Item 1.01 |
Entry into a Material Definitive Agreement. |
On May 26, 2023, Cinemark USA, Inc. (“Cinemark USA”), a wholly-owned subsidiary of Cinemark Holdings, Inc. (“Cinemark Holdings”), entered into that certain Second Amended and Restated Credit Agreement (the “Credit Agreement”), with Cinemark Holdings, the lenders from time to time parties thereto (the “Lenders”), the other agents and arrangers named therein and Barclays Bank PLC, as administrative agent (the “Agent”), which amends and restates Cinemark USA’s existing senior secured credit facility and provides for senior secured credit facilities in an aggregate principal amount of $775 million, consisting of $650 million of term loans and a $125 million revolving credit facility. The net proceeds of the borrowings under the Credit Agreement will be used to fund the repayment of the term loans outstanding under Cinemark USA’s existing senior secured credit facility and for other general corporate purposes.
The Credit Agreement provides for, subject to certain conditions contained therein, a seven-year $650 million senior secured term loan facility (the “Term Facility”) and a five-year $125 million senior secured revolving credit facility (the “Revolving Facility”). Under the Term Facility, principal payments of $1.625 million are due each calendar quarter through the maturity date, beginning on June 30, 2023. The term loans under the Term Facility bear interest, at Cinemark USA’s option, at: (A) the Alternate Base Rate (as defined in the Credit Agreement) plus an Applicable Rate of 2.75% per annum, or (B) the Term SOFR Rate (as defined in the Credit Agreement) plus an Applicable Rate of 3.75% per annum. Borrowings under the Revolving Facility bear interest, at Cinemark USA’s option, at: (A) the Alternate Base Rate plus an Applicable Rate ranging from 2.00% to 2.50% per annum, or (B) the Term SOFR Rate plus an Applicable Rate ranging from 3.00% to 3.50% per annum.

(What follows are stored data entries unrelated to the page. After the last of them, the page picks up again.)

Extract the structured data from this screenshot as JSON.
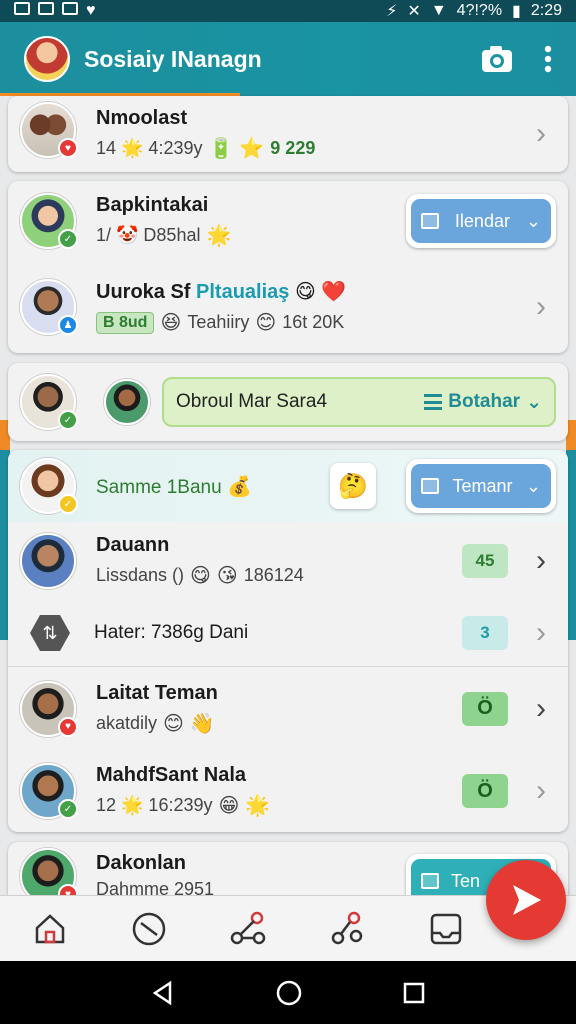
{
  "status_bar": {
    "battery": "4?!?%",
    "time": "2:29"
  },
  "header": {
    "title": "Sosiaiy INanagn"
  },
  "contacts_top": {
    "name": "Nmoolast",
    "sub": "14 🌟 4:239y",
    "tag": "9 229"
  },
  "group_two": {
    "row1": {
      "name": "Bapkintakai",
      "sub": "1/ 🤡 D85hal",
      "button": "Ilendar"
    },
    "row2": {
      "name": "Uuroka Sf",
      "name_highlight": "Pltaualiaş",
      "tag": "B 8ud",
      "sub": "Teahiiry",
      "count": "16t 20K"
    }
  },
  "search_row": {
    "field": "Obroul Mar Sara4",
    "select": "Botahar"
  },
  "group_four": {
    "row1": {
      "name": "Samme 1Banu",
      "button": "Temanr"
    },
    "row2": {
      "name": "Dauann",
      "sub": "Lissdans ()",
      "count": "186124",
      "chip": "45"
    },
    "row3": {
      "label": "Hater: 7386g Dani",
      "chip": "3"
    },
    "row4": {
      "name": "Laitat Teman",
      "sub": "akatdily",
      "chip": "Ö"
    },
    "row5": {
      "name": "MahdfSant Nala",
      "sub": "12 🌟 16:239y",
      "chip": "Ö"
    }
  },
  "bottom_partial": {
    "name": "Dakonlan",
    "sub": "Dahmme 2951",
    "button": "Ten"
  },
  "colors": {
    "teal": "#1a93a2",
    "orange": "#f08a24",
    "fab_red": "#e53a34",
    "button_blue": "#6aa6dc"
  },
  "icons": [
    "home-icon",
    "clock-icon",
    "share-icon",
    "network-icon",
    "inbox-icon",
    "send-icon"
  ]
}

Cinemark USA will also be required to pay a commitment fee calculated at a percentage ranging from 0.20% to 0.375% on the average daily unused portion of the Revolving Facility, payable quarterly in arrears.

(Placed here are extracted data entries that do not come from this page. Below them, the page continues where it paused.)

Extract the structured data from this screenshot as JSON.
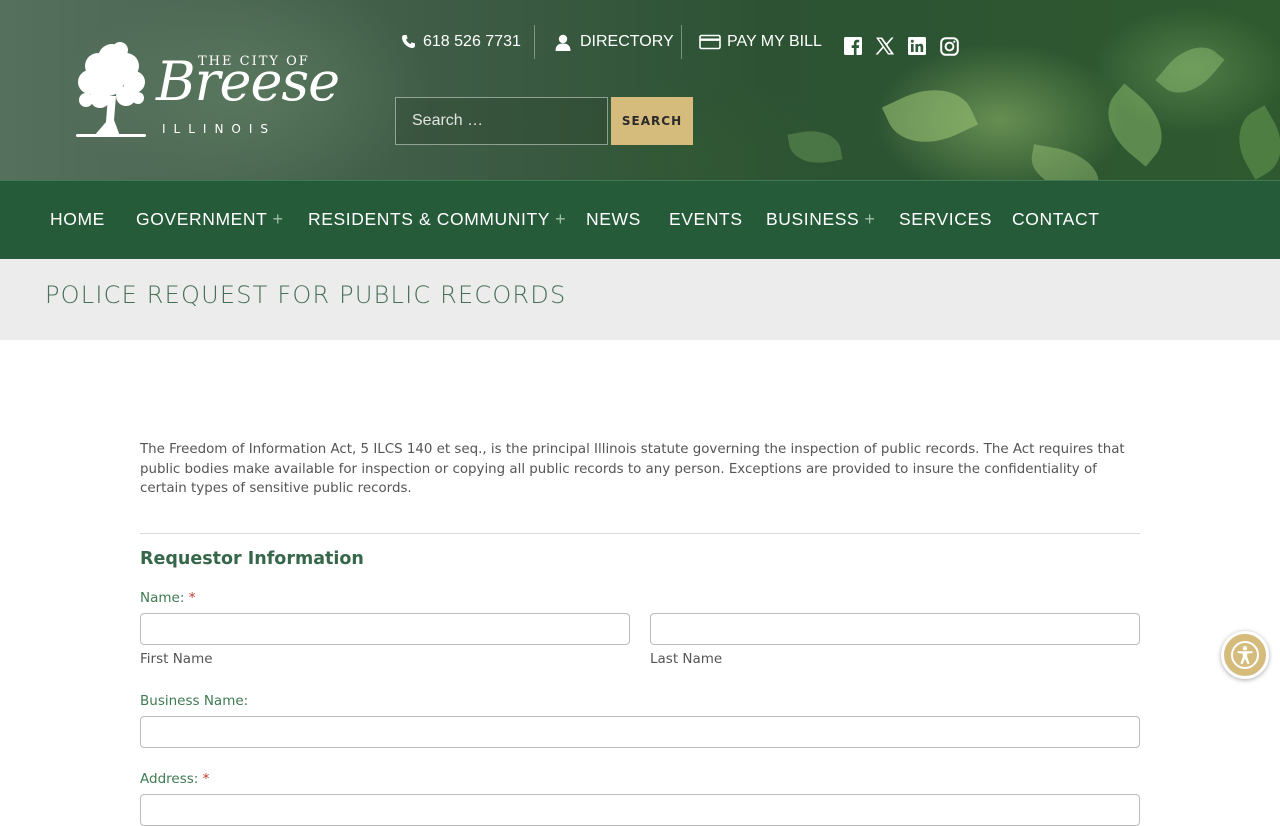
{
  "header": {
    "logo": {
      "small_text": "THE CITY OF",
      "name": "Breese",
      "state": "ILLINOIS"
    },
    "utility": {
      "phone": "618 526 7731",
      "directory": "DIRECTORY",
      "pay_bill": "PAY MY BILL"
    },
    "social": [
      "facebook-icon",
      "x-icon",
      "linkedin-icon",
      "instagram-icon"
    ],
    "search": {
      "placeholder": "Search …",
      "button": "SEARCH"
    }
  },
  "nav": {
    "items": [
      {
        "label": "HOME",
        "has_submenu": false
      },
      {
        "label": "GOVERNMENT",
        "has_submenu": true
      },
      {
        "label": "RESIDENTS & COMMUNITY",
        "has_submenu": true
      },
      {
        "label": "NEWS",
        "has_submenu": false
      },
      {
        "label": "EVENTS",
        "has_submenu": false
      },
      {
        "label": "BUSINESS",
        "has_submenu": true
      },
      {
        "label": "SERVICES",
        "has_submenu": false
      },
      {
        "label": "CONTACT",
        "has_submenu": false
      }
    ],
    "submenu_marker": "+"
  },
  "page": {
    "title": "POLICE REQUEST FOR PUBLIC RECORDS",
    "intro": "The Freedom of Information Act, 5 ILCS 140 et seq., is the principal Illinois statute governing the inspection of public records. The Act requires that public bodies make available for inspection or copying all public records to any person. Exceptions are provided to insure the confidentiality of certain types of sensitive public records."
  },
  "form": {
    "section_title": "Requestor Information",
    "required_marker": "*",
    "name_label": "Name:",
    "first_name_sublabel": "First Name",
    "last_name_sublabel": "Last Name",
    "first_name_value": "",
    "last_name_value": "",
    "business_label": "Business Name:",
    "business_value": "",
    "address_label": "Address:"
  },
  "colors": {
    "nav_bg": "#265b3a",
    "accent_gold": "#d5bc7d",
    "title_text": "#466f56",
    "label_green": "#3f7a52",
    "required_red": "#c0392b"
  }
}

Cinemark USA’s obligations under the Credit Agreement are guaranteed by Cinemark Holdings and certain subsidiaries of Cinemark Holdings other than Cinemark USA (the “Other Guarantors”) and are secured by security interests in substantially all of Cinemark USA’s, Cinemark Holdings’ and the Other Guarantors’ personal property.

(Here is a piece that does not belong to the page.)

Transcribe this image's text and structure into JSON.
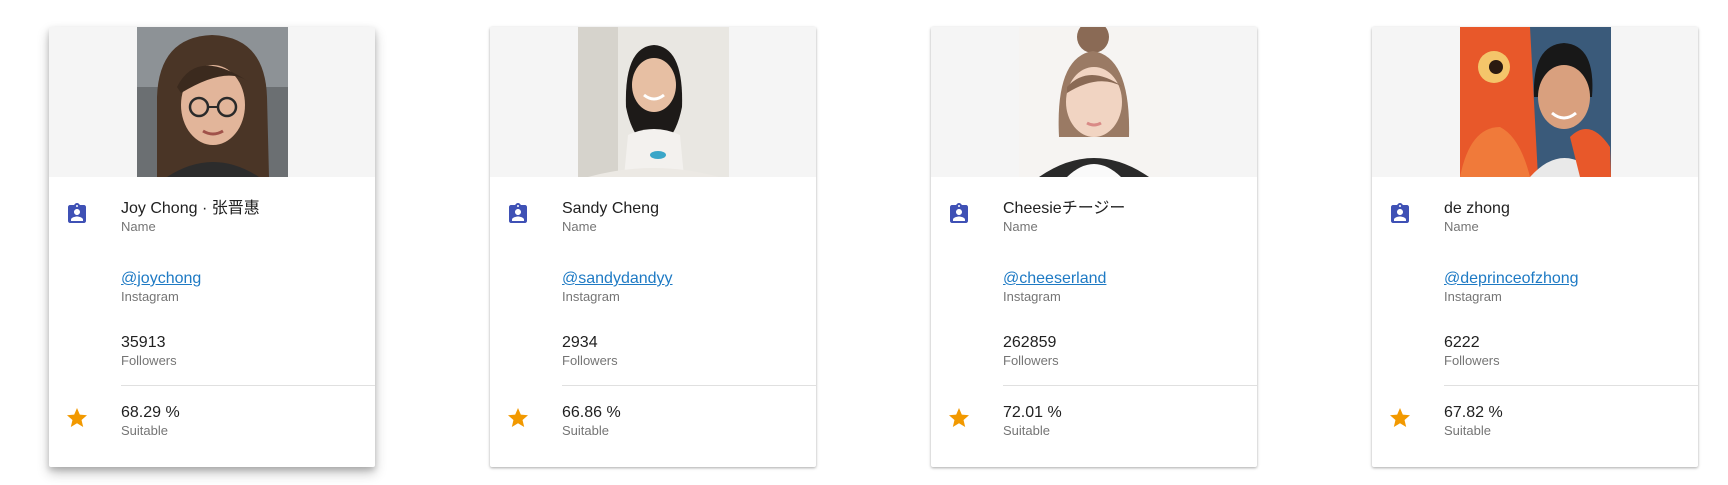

The Credit Agreement contains usual and customary negative covenants for transactions of this type, including, but not limited to, restrictions on the ability of Cinemark Holdings, Cinemark USA and their subsidiaries to: merge, consolidate, liquidate, or dissolve; sell, transfer or otherwise dispose of assets; create or incur indebtedness; create liens; pay dividends or repurchase stock; prepay certain indebtedness; make investments; and change the nature of their business. The negative covenants are subject to certain exceptions, as specified in the Credit Agreement. The Credit Agreement also requires Cinemark USA to satisfy, at any time when revolving credit loans are outstanding, a consolidated net senior secured leverage ratio, as determined in accordance with the Credit Agreement.
The Credit Agreement includes customary events of default, including, among other things, payment default, covenant default, breach of representation or warranty, bankruptcy, cross-default, material ERISA events, a change of control, and material money judgments and failure to maintain security interests. If an event of default occurs, all commitments under the Credit Agreement may be terminated and all obligations under the Credit Agreement could be accelerated by the Lenders, causing all loans outstanding (including accrued interest and fees payable thereunder) to be declared immediately due and payable.
The description of the Credit Agreement herein is qualified in its entirety by reference to the full text of the Credit Agreement, a copy of which is attached as Exhibit 10.1 to this Current Report on Form
8-K
and incorporated by reference herein.
Item 2.03 |
Creation of a Direct Financial Obligation or an Obligation under an Off-Balance Sheet Arrangement of Registrant. |
The information set forth in Item 1.01 above is hereby incorporated into this Item 2.03.